Last week, Defense Daily asked GAO for the decision, and the agency emailed the unpublished, so-called “nondigested” decision to Defense Daily on Jan. 18. GAO said that it does not retain “nondigested” decision information older than one year on the GAO website section devoted to bid protests and bid protest decisions.

The terms of the 2018 Raytheon contract cover work until 2025.

Cobra Dane “was operationally fielded in 1977 and later underwent a major system modernization program that was completed in 1993,” Space Force said, adding that the radar “is undergoing a number of modernization and mini service life extension program (SLEP) efforts” for its missions, which also comprise cataloging near-earth orbiting satellites, including space debris, and providing early observation of “new foreign launches.”

Space Force has said that Cobra Dane operations may last until 2030 and that the $1.6 billion Space Fence radar system by Lockheed Martin [LMT] is to take on many of Cobra Dane’s roles. Located on Kwajalein Atoll in the Marshall Islands, the solid-state S-band Space Fence radar system achieved initial operational capability on March 27, 2020.

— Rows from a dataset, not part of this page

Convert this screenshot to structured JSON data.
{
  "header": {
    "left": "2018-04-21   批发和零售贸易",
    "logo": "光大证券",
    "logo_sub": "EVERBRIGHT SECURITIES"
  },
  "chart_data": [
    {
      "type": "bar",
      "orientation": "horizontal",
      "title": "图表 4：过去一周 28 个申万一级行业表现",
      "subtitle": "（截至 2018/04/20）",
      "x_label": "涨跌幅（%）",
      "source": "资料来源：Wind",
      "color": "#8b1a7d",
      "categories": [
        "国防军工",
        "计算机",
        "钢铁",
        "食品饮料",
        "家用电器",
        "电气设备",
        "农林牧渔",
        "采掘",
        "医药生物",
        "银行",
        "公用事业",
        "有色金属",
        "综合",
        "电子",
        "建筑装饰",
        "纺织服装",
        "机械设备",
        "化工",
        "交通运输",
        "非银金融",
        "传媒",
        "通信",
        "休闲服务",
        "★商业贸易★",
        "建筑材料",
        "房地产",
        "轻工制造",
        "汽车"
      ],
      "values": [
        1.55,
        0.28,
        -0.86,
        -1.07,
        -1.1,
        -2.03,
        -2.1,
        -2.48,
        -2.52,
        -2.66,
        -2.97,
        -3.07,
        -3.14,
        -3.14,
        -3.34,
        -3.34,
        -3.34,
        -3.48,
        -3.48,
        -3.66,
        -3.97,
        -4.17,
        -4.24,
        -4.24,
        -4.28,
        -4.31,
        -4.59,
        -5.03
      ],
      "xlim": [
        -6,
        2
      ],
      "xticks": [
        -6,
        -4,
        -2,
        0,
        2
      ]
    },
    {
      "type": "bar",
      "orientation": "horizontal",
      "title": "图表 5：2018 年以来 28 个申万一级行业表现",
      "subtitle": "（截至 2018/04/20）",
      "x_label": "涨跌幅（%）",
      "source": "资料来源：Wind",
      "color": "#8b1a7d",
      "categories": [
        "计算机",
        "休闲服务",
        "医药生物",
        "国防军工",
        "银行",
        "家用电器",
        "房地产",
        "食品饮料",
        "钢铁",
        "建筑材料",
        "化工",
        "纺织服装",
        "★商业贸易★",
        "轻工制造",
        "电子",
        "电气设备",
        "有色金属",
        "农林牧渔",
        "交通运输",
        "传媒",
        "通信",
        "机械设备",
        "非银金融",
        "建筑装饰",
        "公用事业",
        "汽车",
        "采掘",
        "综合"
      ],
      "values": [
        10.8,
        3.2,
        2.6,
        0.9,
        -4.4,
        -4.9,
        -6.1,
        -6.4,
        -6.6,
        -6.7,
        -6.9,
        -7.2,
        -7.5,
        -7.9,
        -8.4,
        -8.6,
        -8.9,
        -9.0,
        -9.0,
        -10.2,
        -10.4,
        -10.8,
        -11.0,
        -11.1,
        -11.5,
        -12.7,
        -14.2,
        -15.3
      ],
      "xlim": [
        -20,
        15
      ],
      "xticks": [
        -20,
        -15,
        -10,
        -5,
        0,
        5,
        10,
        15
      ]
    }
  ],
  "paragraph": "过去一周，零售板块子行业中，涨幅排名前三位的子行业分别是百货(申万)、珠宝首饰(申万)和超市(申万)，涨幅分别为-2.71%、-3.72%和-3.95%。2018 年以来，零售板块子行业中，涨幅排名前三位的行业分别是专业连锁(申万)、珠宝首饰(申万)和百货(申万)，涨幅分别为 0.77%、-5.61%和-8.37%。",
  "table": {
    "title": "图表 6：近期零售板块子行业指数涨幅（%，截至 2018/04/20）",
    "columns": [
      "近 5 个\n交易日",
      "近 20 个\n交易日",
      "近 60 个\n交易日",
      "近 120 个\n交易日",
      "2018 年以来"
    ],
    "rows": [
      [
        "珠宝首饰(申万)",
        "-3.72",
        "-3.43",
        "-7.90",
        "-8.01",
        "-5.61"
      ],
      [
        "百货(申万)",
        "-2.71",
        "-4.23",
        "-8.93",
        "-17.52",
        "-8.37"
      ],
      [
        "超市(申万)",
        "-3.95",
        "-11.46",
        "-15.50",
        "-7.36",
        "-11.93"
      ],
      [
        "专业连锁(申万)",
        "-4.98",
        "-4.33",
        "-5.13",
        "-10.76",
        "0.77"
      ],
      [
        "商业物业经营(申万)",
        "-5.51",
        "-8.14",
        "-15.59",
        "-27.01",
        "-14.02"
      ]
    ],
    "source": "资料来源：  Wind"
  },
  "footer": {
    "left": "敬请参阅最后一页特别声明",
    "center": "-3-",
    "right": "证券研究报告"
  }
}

Cobra Dane’s “mission equipment and associated sustainment suites consist of a mix of unique, custom-built components that are increasingly difficult to maintain on a 45-year-old radar due to non-availability of replacement parts,” Space Force said last year. “Subsystems are no longer supported by the original equipment manufacturers. In addition, transmitter groups, traveling wave tubes, time delay units and all associated components and spares require replacement. Due to the limited demand rates for spares, and indefinite system lifespan, life-of-type buys may be required to support this weapon system. Without these replacements, there is a high risk that equipment failures will cause unacceptable mission downtime. Funding may be used to address Diminishing Manufacturing Sources (DMS) issues.”

Sen. Dan Sullivan (R-Alaska) has pushed for extending the life of Cobra Dane, as the Pentagon considers radar modernization options for countering Russian and Chinese hypersonic missiles.